Nick Stringer was one of them. He worked with Tony on a number of projects, particularly for Big Wave Productions.
Tony was an incredibly gifted and versatile cameraman. He always kept a cool and level head, but beneath his calm exterior, he had absolute grit and determination. I recall him in a soft but quite insistent manner asking me to keep my arm still while filming bedbugs sucking blood from my hand. He absolutely wanted the shot…and I just wanted to get the buggers off!
Over and above the experiences we shared, Tony taught me the virtues of not just quiet persistence and calm…but also to be humble. So here’s to you, Tony, and thank you for all the wonderful times and wisdom. Always in my heart, Nick.
Tony lived his professional life honestly, openly and unselfishly, without any need for the limelight, though he was, of course, rightfully proud of the three Emmy awards for camerawork (on One Life, Nature Tech and The Body Snatchers) that sat on his mantelpiece at home.

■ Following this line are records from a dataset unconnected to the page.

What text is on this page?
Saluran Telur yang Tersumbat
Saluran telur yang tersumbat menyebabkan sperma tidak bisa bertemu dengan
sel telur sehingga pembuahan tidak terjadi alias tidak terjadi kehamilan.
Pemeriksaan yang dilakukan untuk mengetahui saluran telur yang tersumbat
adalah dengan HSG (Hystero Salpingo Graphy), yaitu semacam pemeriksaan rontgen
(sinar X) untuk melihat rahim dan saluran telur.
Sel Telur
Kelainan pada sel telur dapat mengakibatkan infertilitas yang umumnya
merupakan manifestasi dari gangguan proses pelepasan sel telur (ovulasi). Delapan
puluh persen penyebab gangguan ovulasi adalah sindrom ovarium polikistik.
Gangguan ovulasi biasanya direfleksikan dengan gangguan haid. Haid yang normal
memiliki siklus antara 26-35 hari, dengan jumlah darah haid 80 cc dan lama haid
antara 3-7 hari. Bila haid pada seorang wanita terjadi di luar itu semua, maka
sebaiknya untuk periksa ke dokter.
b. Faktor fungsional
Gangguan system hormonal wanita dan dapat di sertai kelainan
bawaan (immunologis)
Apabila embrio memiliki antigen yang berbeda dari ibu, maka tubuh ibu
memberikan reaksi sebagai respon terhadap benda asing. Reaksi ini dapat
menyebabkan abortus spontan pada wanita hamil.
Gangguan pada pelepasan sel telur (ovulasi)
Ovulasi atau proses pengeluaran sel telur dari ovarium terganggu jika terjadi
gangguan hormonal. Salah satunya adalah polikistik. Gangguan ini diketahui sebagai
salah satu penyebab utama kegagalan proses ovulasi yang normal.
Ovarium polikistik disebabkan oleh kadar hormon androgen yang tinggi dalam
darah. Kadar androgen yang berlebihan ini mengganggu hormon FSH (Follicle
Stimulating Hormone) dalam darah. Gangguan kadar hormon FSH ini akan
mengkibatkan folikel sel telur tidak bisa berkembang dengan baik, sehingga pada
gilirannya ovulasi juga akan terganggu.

After Green Films was disbanded in 2001, he began to work more closely with Andy Matheson who lived near him in Oxford. Andy recalls:
I first met Tony in the early 1990s when I was working in the video unit of the John Radcliffe Hospital in Oxford. Tony had come to the Unit for advice on the appropriate video kit he might need to capture the intricate relationships between ants and plants. As our friendship grew, so too did the idea of eventually working together, but with Tony being so busy during the nineties, it wasn’t until 2002 that we were able to set up Panache Productions in a studio in his back garden. I had my my edit suite and Tony began taking on both commissioned and speculative set-filming for broadcasters and libraries, and he also began working with the high-speed phantom cameras owned by John Hadfield’s Green Door Films. It was for a commercial that Tony took the phantom to Iceland for a gruelling one-day shoot in 2012. After a long sleep back at home, he woke up with absolutely no memory of where he had been. It was the beginning of the end.
Fittingly, the last word goes to Producer David Reed who set up Tony’s first Iceland shoot in 1983:
My daughter, Gracie, will soon be in tree-planting mode on her few acres in the southern hemisphere. I’ve asked her to plant two Kowhai (Ko-fi) trees for Tony in a semi-memorial area. They will eventually grow upwards of forty feet, providing a mass of yellow flowers during spring, attracting bellbirds, tuis and small white-eyes to feast on their nectar.
They’ll last longer than a bunch of flowers!
Tony is survived by his wife Sue and their three children, Jonathan, Zara and Steffan, whose father, we all agree, was a very special and talented person.